Dann betritt Juse Ju als Support die Bühne. Die ersten drei Songs sieht man sich fragend an und weiß nicht so recht was man davon halten soll. Schlechter Freestyle, durchschnittliche bis nervige Beats und Texte bei denen man sich fragt ob der Gute Juse 15 ist und von seinem ersten MDMA Rausch träumt. Dann bessert sich das Set langsam und Juse Ju weiß nun auch mit einigen Beats und Texten zu überzeugen, ein eingefleischter Fan nebenan rappt und gestikuliert gar als wäre er auf der Bühne. Das Highlight ist mit Sicherheit ein Song der gegen Wichtigtuer ist und es mit einer Zeile auf den Punkt bringt. „Übertreib nicht deine Rolle“ versetzt die Live Music Hall beinahe in anarchistische Zustände.
Kommen wir nun aber zum Headliner, der Antilopen Gang, die nach dem Song „We Are The Champions“ von Queen hüpfend die Bühne betreten und die Menge mit „Das trojanische Pferd“ und „Die Kyngz Sind Back“ erst mal ordentlich zur Bewegung animieren. 10 Meter vor der Bühne herrschen tropische Temperaturen und man fragt sich langsam doch warum die Winterjacke immer noch am Körper ist. Die Bühnenshow ist schlicht gehalten, die Antilopen alle in schwarz rennen die Bühne auf und ab, das Bild ist insgesamt sehr schwarz.
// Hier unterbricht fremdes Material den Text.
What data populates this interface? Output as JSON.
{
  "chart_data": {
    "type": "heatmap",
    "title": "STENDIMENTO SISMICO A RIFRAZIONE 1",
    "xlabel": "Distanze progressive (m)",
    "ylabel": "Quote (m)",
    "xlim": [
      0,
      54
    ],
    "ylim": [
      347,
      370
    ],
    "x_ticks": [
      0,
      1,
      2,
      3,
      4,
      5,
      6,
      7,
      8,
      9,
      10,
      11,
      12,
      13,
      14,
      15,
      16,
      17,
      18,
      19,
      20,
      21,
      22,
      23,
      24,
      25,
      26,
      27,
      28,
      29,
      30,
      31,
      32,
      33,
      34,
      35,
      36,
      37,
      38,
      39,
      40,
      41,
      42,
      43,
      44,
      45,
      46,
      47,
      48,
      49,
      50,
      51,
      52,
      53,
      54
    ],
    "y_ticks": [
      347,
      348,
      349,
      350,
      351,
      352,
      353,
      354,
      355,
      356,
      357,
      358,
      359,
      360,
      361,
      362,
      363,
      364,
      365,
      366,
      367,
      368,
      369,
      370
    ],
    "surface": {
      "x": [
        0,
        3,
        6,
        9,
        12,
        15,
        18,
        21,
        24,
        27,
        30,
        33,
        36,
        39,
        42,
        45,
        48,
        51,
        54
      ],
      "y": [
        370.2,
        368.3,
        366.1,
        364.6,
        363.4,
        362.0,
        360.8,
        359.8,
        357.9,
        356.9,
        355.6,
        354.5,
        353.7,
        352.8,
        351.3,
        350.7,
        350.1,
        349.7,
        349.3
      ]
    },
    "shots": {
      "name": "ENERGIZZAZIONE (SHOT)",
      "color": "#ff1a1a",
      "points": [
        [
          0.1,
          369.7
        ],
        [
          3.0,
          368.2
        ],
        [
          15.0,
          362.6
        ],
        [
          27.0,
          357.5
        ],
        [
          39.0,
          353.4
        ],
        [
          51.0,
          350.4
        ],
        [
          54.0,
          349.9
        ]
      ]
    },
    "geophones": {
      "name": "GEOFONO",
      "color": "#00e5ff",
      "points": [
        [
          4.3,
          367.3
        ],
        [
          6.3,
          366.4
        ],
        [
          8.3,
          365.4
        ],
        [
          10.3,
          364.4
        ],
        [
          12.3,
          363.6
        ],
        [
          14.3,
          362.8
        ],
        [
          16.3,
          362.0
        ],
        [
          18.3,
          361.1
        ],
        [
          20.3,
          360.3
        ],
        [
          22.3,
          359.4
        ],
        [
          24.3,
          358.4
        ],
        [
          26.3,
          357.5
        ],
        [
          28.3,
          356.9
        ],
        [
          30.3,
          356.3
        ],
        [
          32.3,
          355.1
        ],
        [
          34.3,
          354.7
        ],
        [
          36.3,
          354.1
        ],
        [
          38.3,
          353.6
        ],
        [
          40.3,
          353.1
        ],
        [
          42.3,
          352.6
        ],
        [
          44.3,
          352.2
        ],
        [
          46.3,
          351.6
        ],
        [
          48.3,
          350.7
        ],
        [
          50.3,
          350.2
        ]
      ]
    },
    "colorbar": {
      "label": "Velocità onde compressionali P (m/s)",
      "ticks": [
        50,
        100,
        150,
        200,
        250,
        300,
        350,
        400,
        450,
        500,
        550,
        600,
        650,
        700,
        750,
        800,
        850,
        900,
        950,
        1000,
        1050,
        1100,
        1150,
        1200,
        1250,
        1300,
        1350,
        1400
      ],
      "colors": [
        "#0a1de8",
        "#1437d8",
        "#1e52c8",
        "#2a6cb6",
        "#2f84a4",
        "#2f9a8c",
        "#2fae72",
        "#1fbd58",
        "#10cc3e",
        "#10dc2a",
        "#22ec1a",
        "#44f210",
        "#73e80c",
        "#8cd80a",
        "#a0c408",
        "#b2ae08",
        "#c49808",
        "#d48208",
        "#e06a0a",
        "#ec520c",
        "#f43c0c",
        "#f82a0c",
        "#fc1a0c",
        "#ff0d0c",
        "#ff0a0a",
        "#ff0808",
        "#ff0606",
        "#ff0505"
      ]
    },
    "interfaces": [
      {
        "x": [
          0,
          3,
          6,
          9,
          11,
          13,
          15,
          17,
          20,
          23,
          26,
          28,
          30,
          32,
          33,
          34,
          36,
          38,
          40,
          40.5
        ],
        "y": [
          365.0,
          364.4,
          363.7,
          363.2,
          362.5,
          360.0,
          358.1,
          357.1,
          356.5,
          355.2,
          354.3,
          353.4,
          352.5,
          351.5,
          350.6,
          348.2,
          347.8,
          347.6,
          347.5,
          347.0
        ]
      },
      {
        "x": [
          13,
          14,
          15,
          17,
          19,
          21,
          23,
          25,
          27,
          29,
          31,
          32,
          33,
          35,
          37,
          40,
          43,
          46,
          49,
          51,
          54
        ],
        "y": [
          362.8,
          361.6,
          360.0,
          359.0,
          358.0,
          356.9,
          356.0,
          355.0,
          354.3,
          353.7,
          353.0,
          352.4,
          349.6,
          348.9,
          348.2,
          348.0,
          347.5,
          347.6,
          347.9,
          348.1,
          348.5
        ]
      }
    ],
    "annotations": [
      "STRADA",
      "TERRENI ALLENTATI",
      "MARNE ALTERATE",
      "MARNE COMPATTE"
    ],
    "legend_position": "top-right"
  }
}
Der Fokus liegt auf der Band. Bis, ja, bis die Sichtschutze gedreht werden und das Banner fällt. Plötzlich erstrahlt die Bühne im Look des neuen Albumcovers.
Ebenso ist nun eine Band auf der Bühne, die die Antilopen bei ihren punklastigen Rapsongs unterstützt. Besonderer Moment: zu „Der Goldene Presslufthammer“ betritt als Gast Ingo von den Donots die Bühne. Der Song überzeugt dank ihm auch diejenigen, die den Song bisher nicht so prächtig fanden. Juse Ju findet auch nochmal Zeit und gibt sich die Ehre als Gast zu „Liebe Grüße“ auch nochmal die Ehre. Bei einer kurzen Abkühlung an der frischen Luft laufen zwei Rettungsdienstleister an einem vorbei die mit den Worten „Liegen lassen, tritt sich fest“ absolutes Vertrauen erwecken.
Schnell wieder rein. Sonnenbrillen wären bei den momentan vorhandenen Lichteffekten ein angemessenes Accessoire gewesen. Nach einer Ansprache der Antilopen an das Publikum, bei der Songs wie Celine Dions „My Heart Will Go On“ und „I Will Always Love You“ schief singend zelebriert werden, folgt mit „Pizza“ ein absoluter Favorit der Menge. Mit „Fick Die Uni“ beenden die Antilopen ein gelungenes Konzert und überzeugen auf ganzer Linie.
Schweißgebadet verlässt man die Live Music Hall und mit Hinblick auf die Festival Saison hat man mit Sicherheit heute eine weitere Band gefunden für die man sich mal vom Zelt zur Bühne quält.